Improving Realistic Worst-Case Performance of NVCiM DNN Accelerators through Training with Right-Censored Gaussian Noise

TL;DR

This paper introduces a novel training method using right-censored Gaussian noise to improve the worst-case performance of NVM-based DNN accelerators under device variations, crucial for safety-critical applications.

Contribution

It proposes a new noise injection technique and an automated hyperparameter tuning method to enhance the worst-case performance of CiM DNNs, addressing a gap in robustness under device variations.

Findings

Up to 26% improvement in worst-case performance (KPP)

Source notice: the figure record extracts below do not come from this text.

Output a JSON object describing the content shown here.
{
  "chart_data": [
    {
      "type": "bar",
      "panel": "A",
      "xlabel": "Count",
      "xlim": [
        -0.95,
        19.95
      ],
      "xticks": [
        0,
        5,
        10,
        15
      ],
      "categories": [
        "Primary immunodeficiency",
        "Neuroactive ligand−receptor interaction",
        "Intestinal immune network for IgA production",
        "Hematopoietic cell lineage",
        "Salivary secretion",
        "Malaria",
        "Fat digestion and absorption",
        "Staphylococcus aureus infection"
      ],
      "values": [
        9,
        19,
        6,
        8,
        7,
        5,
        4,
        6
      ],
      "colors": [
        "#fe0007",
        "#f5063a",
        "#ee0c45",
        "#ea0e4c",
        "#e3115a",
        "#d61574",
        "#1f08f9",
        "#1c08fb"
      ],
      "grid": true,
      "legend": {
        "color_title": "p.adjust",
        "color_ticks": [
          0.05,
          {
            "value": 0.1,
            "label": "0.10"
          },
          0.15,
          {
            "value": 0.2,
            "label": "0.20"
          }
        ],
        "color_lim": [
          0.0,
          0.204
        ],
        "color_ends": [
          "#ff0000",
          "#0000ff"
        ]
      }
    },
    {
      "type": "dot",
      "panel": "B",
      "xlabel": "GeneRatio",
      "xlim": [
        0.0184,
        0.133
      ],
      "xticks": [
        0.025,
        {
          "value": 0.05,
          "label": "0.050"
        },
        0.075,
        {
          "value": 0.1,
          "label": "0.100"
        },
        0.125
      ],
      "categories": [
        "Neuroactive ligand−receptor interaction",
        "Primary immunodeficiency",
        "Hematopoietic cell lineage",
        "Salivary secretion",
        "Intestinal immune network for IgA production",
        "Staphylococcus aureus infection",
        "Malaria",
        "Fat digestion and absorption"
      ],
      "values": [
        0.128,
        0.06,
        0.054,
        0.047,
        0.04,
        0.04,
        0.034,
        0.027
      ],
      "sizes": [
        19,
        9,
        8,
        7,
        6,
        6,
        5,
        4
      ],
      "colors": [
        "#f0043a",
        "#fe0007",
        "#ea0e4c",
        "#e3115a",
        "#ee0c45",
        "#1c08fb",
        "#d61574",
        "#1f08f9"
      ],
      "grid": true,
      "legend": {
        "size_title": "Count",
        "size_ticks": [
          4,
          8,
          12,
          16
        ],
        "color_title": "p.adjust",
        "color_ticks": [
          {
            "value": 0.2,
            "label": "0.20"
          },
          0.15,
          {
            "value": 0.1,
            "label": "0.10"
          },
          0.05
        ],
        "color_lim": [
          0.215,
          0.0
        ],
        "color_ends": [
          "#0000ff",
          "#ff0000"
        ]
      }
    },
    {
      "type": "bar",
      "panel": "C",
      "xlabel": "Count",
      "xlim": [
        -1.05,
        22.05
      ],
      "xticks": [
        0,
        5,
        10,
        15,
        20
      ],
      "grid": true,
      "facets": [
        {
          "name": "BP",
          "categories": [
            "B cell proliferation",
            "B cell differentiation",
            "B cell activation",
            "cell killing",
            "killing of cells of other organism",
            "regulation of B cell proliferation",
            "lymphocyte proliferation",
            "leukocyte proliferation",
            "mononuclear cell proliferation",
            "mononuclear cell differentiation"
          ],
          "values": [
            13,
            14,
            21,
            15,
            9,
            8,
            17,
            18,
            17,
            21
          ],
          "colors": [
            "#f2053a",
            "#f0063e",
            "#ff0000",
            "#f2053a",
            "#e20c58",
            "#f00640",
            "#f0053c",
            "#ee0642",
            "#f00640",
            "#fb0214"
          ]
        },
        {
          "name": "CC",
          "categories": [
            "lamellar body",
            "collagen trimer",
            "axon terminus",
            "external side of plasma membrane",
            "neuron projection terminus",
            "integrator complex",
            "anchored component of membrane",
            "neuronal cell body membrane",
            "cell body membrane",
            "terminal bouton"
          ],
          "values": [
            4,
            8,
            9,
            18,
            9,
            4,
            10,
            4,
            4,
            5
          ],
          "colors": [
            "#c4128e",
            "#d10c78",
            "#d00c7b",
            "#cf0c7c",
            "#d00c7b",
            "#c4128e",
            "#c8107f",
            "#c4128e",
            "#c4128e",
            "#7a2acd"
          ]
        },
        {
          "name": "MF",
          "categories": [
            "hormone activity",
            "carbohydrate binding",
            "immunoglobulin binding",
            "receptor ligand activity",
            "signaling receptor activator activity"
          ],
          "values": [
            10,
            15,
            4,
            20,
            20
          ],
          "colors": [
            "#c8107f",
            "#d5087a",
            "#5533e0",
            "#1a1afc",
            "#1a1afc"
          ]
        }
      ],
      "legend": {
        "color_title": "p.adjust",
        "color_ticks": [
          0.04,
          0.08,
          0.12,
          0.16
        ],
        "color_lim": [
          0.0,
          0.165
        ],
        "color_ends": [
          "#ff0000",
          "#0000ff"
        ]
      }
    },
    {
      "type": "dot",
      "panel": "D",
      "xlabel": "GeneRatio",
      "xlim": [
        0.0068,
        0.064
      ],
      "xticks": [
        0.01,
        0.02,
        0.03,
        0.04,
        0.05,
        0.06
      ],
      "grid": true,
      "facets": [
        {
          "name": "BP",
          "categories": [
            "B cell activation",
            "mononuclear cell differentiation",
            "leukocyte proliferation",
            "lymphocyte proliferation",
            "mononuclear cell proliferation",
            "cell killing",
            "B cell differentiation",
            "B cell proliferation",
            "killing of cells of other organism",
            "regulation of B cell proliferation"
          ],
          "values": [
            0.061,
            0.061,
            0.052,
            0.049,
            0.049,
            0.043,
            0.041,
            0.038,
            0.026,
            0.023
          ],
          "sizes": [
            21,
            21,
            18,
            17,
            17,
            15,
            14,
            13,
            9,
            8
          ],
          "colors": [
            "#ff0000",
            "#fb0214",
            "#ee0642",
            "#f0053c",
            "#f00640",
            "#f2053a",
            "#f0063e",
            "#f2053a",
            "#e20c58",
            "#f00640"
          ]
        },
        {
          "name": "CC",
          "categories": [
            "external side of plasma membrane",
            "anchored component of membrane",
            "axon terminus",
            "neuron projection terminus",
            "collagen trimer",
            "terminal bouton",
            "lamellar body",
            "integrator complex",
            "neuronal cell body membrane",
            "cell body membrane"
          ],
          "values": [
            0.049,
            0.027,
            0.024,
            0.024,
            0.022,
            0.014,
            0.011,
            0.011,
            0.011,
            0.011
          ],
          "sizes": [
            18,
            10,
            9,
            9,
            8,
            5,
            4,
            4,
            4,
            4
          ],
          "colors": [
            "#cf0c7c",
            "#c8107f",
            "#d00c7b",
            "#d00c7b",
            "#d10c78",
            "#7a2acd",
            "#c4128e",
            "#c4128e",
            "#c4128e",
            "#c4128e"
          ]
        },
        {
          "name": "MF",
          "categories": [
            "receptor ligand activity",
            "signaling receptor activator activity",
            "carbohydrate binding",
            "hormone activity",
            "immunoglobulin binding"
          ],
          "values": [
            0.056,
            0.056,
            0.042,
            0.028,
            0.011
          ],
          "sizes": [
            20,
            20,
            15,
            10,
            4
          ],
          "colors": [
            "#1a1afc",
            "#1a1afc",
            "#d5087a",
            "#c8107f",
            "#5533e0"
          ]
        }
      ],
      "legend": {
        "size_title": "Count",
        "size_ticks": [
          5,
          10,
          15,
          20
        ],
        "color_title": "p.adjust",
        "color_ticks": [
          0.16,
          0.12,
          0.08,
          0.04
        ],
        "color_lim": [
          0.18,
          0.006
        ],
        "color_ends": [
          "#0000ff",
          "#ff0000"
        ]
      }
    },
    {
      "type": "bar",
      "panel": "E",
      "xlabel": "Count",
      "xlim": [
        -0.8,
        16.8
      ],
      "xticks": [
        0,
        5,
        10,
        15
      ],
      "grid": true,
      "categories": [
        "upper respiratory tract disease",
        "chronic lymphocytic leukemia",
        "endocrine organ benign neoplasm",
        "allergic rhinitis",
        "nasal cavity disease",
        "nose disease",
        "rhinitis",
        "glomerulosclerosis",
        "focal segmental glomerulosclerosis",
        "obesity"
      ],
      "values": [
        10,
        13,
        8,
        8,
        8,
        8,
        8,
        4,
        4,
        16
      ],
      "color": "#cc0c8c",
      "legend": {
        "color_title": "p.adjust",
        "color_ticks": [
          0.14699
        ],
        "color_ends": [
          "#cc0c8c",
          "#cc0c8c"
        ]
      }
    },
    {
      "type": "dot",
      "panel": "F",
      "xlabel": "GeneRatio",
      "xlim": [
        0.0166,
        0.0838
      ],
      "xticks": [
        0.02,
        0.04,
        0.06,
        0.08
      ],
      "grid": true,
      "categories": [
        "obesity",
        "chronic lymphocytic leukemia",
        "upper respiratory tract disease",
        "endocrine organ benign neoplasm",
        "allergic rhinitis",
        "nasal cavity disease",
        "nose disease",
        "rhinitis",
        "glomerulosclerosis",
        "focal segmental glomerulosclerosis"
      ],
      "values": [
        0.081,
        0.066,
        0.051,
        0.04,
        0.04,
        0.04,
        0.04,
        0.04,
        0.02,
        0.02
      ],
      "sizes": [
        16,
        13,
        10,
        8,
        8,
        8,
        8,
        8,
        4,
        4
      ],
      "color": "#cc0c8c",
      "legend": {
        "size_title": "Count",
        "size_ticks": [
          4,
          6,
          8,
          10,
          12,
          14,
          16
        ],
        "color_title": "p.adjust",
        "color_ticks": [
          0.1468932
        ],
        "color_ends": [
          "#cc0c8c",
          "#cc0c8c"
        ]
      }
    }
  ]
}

Demonstrates effectiveness of right-censored Gaussian noise over conventional noise

Provides an automated method for optimal noise hyperparameter selection

Abstract

Compute-in-Memory (CiM), built upon non-volatile memory (NVM) devices, is promising for accelerating deep neural networks (DNNs) owing to its in-situ data processing capability and superior energy efficiency. Unfortunately, the well-trained model parameters, after being mapped to NVM devices, can often exhibit large deviations from their intended values due to device variations, resulting in notable performance degradation in these CiM-based DNN accelerators. There exists a long list of solutions to address this issue. However, they mainly focus on improving the mean performance of CiM DNN accelerators. How to guarantee the worst-case performance under the impact of device variations, which is crucial for many safety-critical applications such as self-driving cars, has been far less explored. In this work, we propose to use the k-th percentile performance (KPP) to capture the realistic worst-case performance of DNN models executing on CiM accelerators. Through a formal analysis of the properties of KPP and the noise injection-based DNN training, we demonstrate that injecting a novel right-censored Gaussian noise, as opposed to the conventional Gaussian noise, significantly improves the KPP of DNNs. We further propose an automated method to determine the optimal hyperparameters for injecting this right-censored Gaussian noise during the training process. Our method achieves up to a 26% improvement in KPP compared to the state-of-the-art methods employed to enhance DNN robustness under the impact of device variations.